Dr. Tony Lam, the new John Kitson McIvor (1915-1942) Chair in Diabetes Research, is investigating how the brain senses nutrients in the blood to determine how obesity progresses to type II diabetes. Dr. Lam and his colleagues have shown that the brain responds not only to glucose, but also to lipids.

When rats predisposed to insulin resistance were overfed, they were unable to sense circulating lipids and the balance of glucose levels in the liver was disrupted. When lipid sensing was restored pharmacologically, the glucose homeostasis returned.

“We may be able to translate this finding to a clinical setting by targeting the brain biochemically to prevent insulin resistance,” says Dr. Lam.

Breaking News

Krembil Research Day Attracts Crowds

Krembil held its annual research day at 89 Chestnut where over 150 staff, scientists and trainees enjoyed the day of talks and poster sessions.

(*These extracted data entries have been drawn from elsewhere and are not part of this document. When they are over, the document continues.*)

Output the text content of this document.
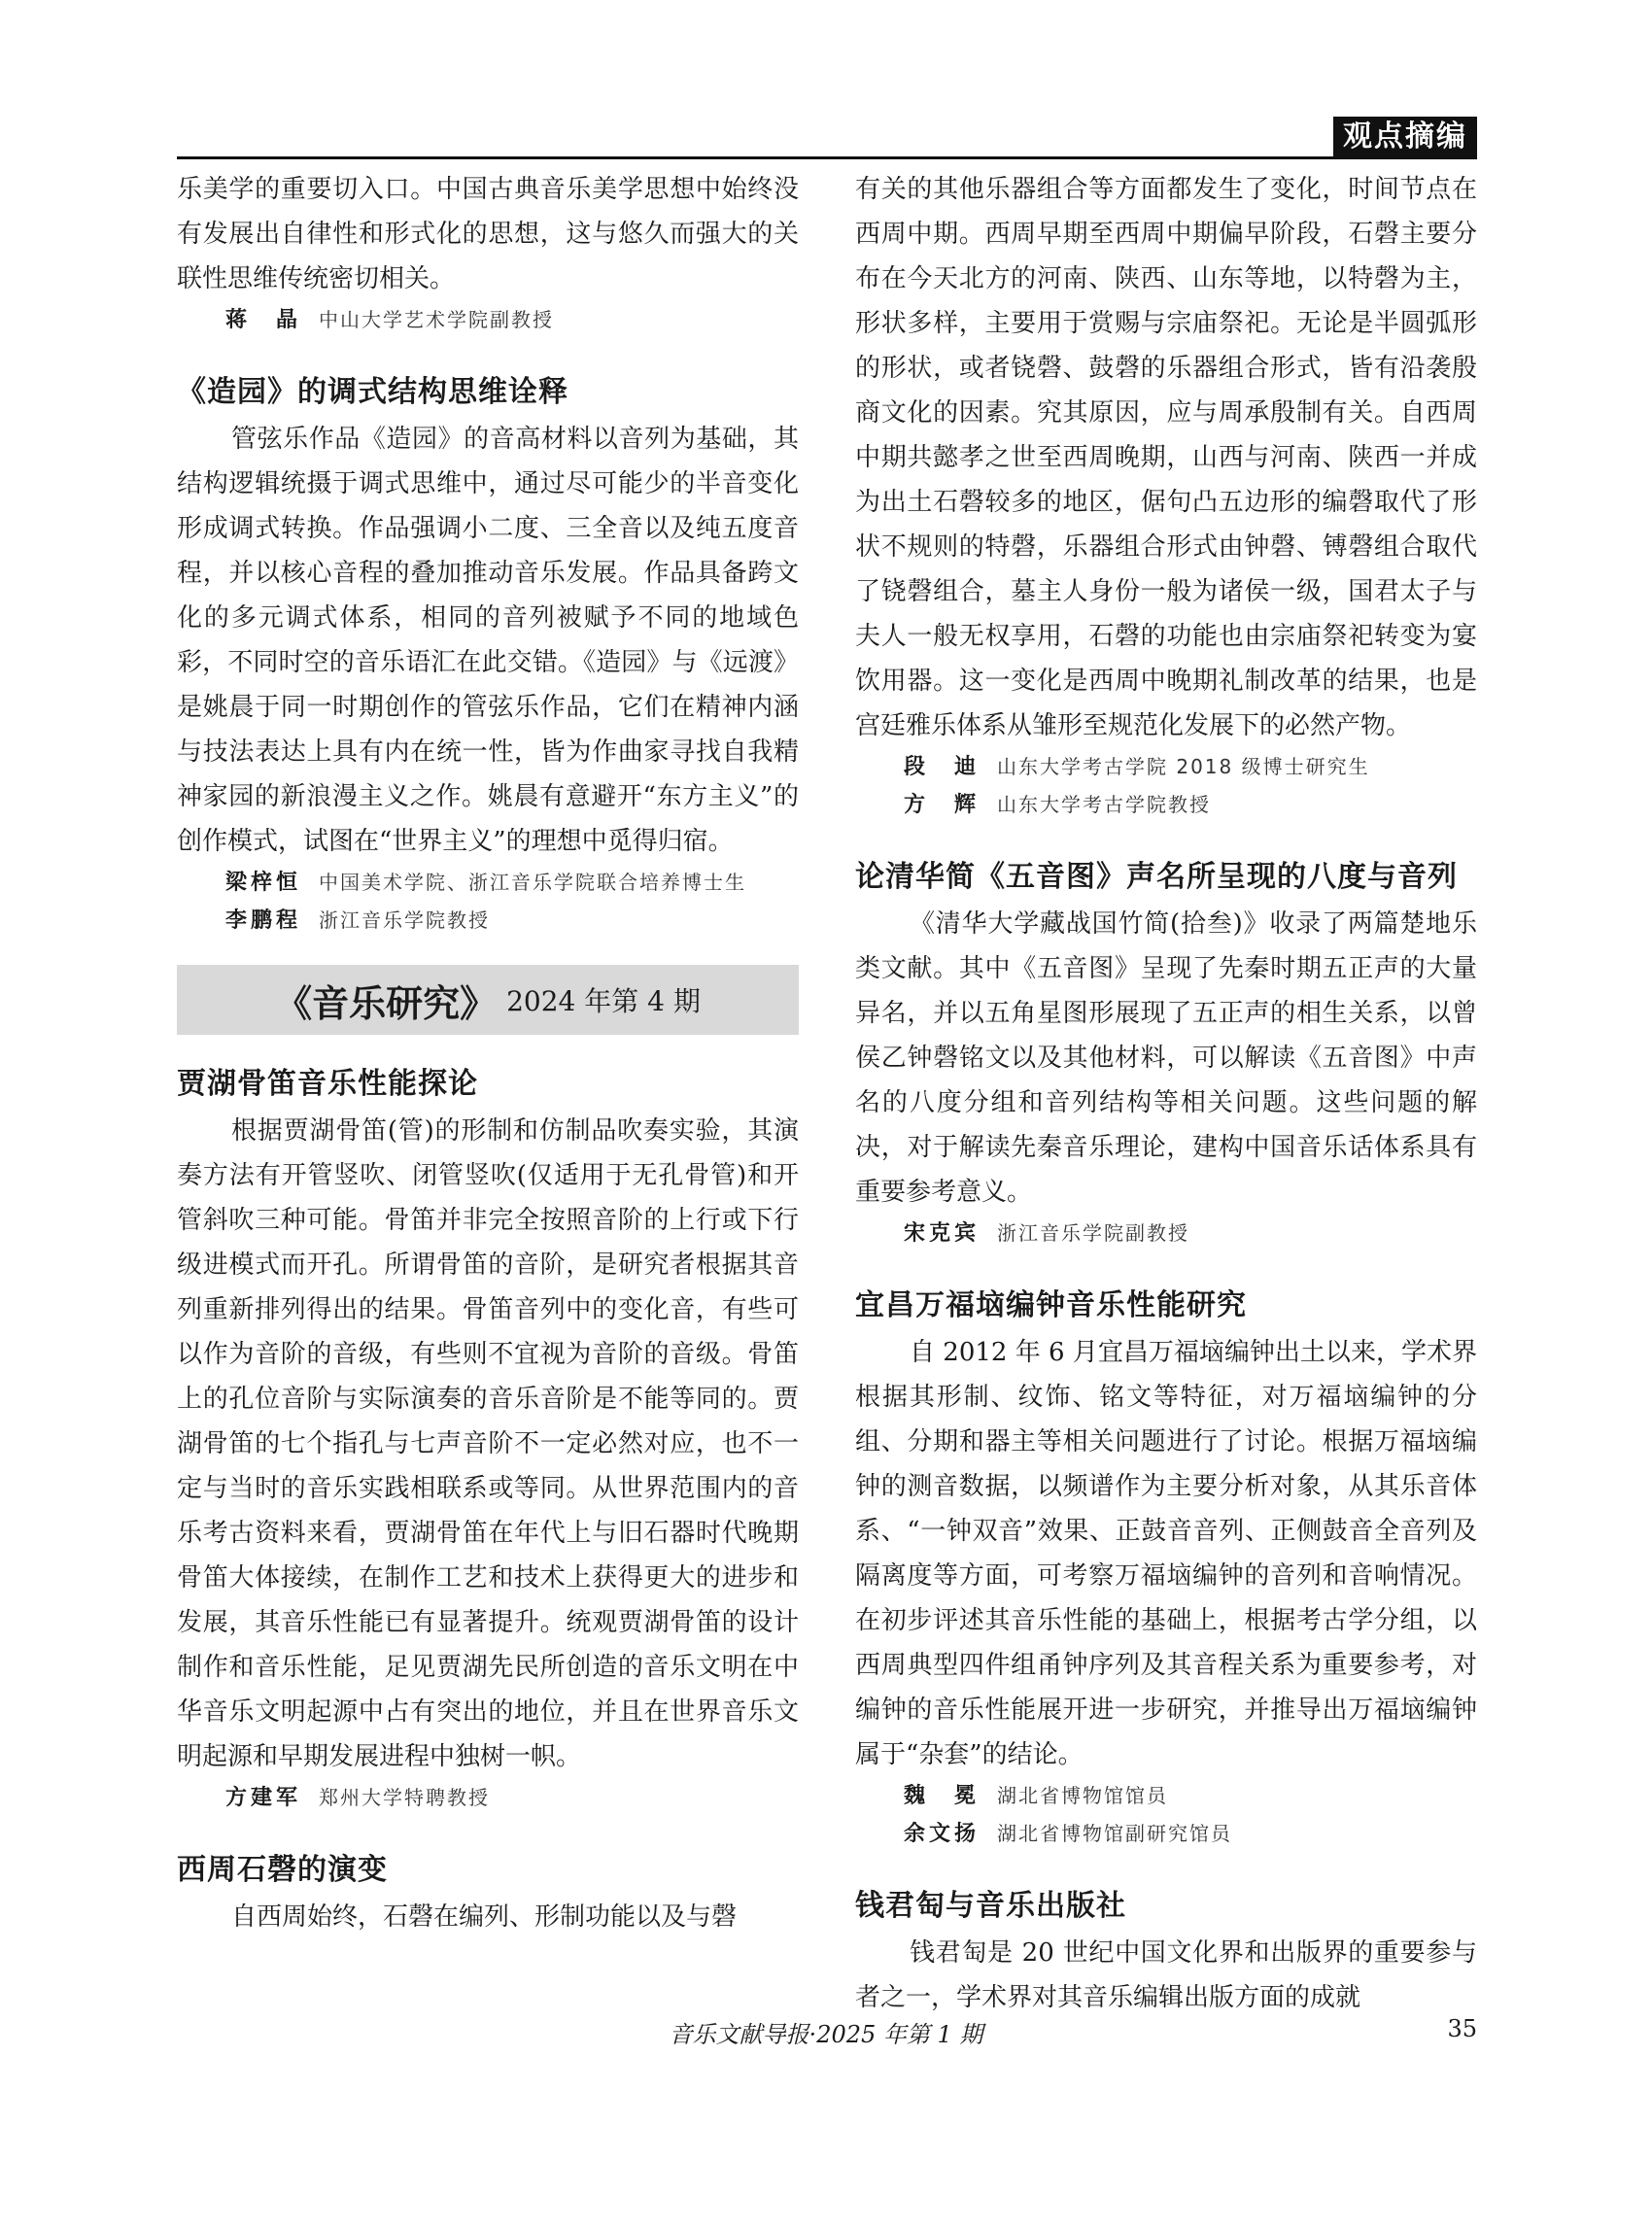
观点摘编

乐美学的重要切入口。中国古典音乐美学思想中始终没有发展出自律性和形式化的思想，这与悠久而强大的关联性思维传统密切相关。

蒋　晶 中山大学艺术学院副教授
《造园》的调式结构思维诠释

管弦乐作品《造园》的音高材料以音列为基础，其结构逻辑统摄于调式思维中，通过尽可能少的半音变化形成调式转换。作品强调小二度、三全音以及纯五度音程，并以核心音程的叠加推动音乐发展。作品具备跨文化的多元调式体系，相同的音列被赋予不同的地域色彩，不同时空的音乐语汇在此交错。《造园》与《远渡》是姚晨于同一时期创作的管弦乐作品，它们在精神内涵与技法表达上具有内在统一性，皆为作曲家寻找自我精神家园的新浪漫主义之作。姚晨有意避开“东方主义”的创作模式，试图在“世界主义”的理想中觅得归宿。

梁梓恒 中国美术学院、浙江音乐学院联合培养博士生
李鹏程 浙江音乐学院教授
《音乐研究》 2024 年第 4 期
贾湖骨笛音乐性能探论

根据贾湖骨笛(管)的形制和仿制品吹奏实验，其演奏方法有开管竖吹、闭管竖吹(仅适用于无孔骨管)和开管斜吹三种可能。骨笛并非完全按照音阶的上行或下行级进模式而开孔。所谓骨笛的音阶，是研究者根据其音列重新排列得出的结果。骨笛音列中的变化音，有些可以作为音阶的音级，有些则不宜视为音阶的音级。骨笛上的孔位音阶与实际演奏的音乐音阶是不能等同的。贾湖骨笛的七个指孔与七声音阶不一定必然对应，也不一定与当时的音乐实践相联系或等同。从世界范围内的音乐考古资料来看，贾湖骨笛在年代上与旧石器时代晚期骨笛大体接续，在制作工艺和技术上获得更大的进步和发展，其音乐性能已有显著提升。统观贾湖骨笛的设计制作和音乐性能，足见贾湖先民所创造的音乐文明在中华音乐文明起源中占有突出的地位，并且在世界音乐文明起源和早期发展进程中独树一帜。

方建军 郑州大学特聘教授
西周石磬的演变

自西周始终，石磬在编列、形制功能以及与磬

有关的其他乐器组合等方面都发生了变化，时间节点在西周中期。西周早期至西周中期偏早阶段，石磬主要分布在今天北方的河南、陕西、山东等地，以特磬为主，形状多样，主要用于赏赐与宗庙祭祀。无论是半圆弧形的形状，或者铙磬、鼓磬的乐器组合形式，皆有沿袭殷商文化的因素。究其原因，应与周承殷制有关。自西周中期共懿孝之世至西周晚期，山西与河南、陕西一并成为出土石磬较多的地区，倨句凸五边形的编磬取代了形状不规则的特磬，乐器组合形式由钟磬、镈磬组合取代了铙磬组合，墓主人身份一般为诸侯一级，国君太子与夫人一般无权享用，石磬的功能也由宗庙祭祀转变为宴饮用器。这一变化是西周中晚期礼制改革的结果，也是宫廷雅乐体系从雏形至规范化发展下的必然产物。

段　迪 山东大学考古学院 2018 级博士研究生
方　辉 山东大学考古学院教授
论清华简《五音图》声名所呈现的八度与音列

《清华大学藏战国竹简(拾叁)》收录了两篇楚地乐类文献。其中《五音图》呈现了先秦时期五正声的大量异名，并以五角星图形展现了五正声的相生关系，以曾侯乙钟磬铭文以及其他材料，可以解读《五音图》中声名的八度分组和音列结构等相关问题。这些问题的解决，对于解读先秦音乐理论，建构中国音乐话体系具有重要参考意义。

宋克宾 浙江音乐学院副教授
宜昌万福垴编钟音乐性能研究

自 2012 年 6 月宜昌万福垴编钟出土以来，学术界根据其形制、纹饰、铭文等特征，对万福垴编钟的分组、分期和器主等相关问题进行了讨论。根据万福垴编钟的测音数据，以频谱作为主要分析对象，从其乐音体系、“一钟双音”效果、正鼓音音列、正侧鼓音全音列及隔离度等方面，可考察万福垴编钟的音列和音响情况。在初步评述其音乐性能的基础上，根据考古学分组，以西周典型四件组甬钟序列及其音程关系为重要参考，对编钟的音乐性能展开进一步研究，并推导出万福垴编钟属于“杂套”的结论。

魏　冕 湖北省博物馆馆员
余文扬 湖北省博物馆副研究馆员
钱君匋与音乐出版社

钱君匋是 20 世纪中国文化界和出版界的重要参与者之一，学术界对其音乐编辑出版方面的成就

音乐文献导报·2025 年第 1 期	35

The keynote address was given by Dr. Adriana Di Polo from the Université de Montréal who is interested in discovering the molecular mechanisms and signaling pathways that regulate neuronal survival and axon regeneration in vivo.

UHN Research congratulates the following postdoctoral fellows and graduate students who won awards for their research day presentations (awards financed by the Nadler Fund):

Postdoctoral Fellow Awards Oral Competition Joan Forder (1st) Julio Furlan (Runner-up) Poster Competition Eftekhar Eftekharpour (1st) Kim Dorval (Runner-up) Nan-Hua Chang (Honorable Mention)

Graduate Student Awards Oral Competition Jill Couto (1st) Christina Loh (Runner-up) Janet Parsons (Honorable Mention) Poster Competition Ann Parr (1st place) Miron Derchansky (Runner-up) Sherri Robins (Honorable Mention)

 

Upcoming Events

Symposium To Celebrate New McLaughlin-Rotman Centre

On September 28, UHN researcher and centre director Dr. Kevin Kain is hosting an international symposium on global infectious disease threats as part of the launch of the McLaughlin-Rotman Centre (MRC).

Guest speakers will include Drs. Rip Ballou (Brussels, Belgium), Dan Carucci (Washington, DC), Dr. Marty Cetron (Atlanta, Georgia), Dr. Rick Steketee (Seattle, Washington), and Abdallah Daar (University of Toronto), who will talk about topics ranging from malaria and cervical cancer vaccines to how the vast connections among the global community will affect global health.

MRC, part of the McLaughlin Centre for Molecular Medicine, was made possible due to a generous donation from Mrs. Sandra Rotman. Its mission is to bring together new minds, novel ideas, and innovative solutions to solve problems associated with resurging infectious disease threats.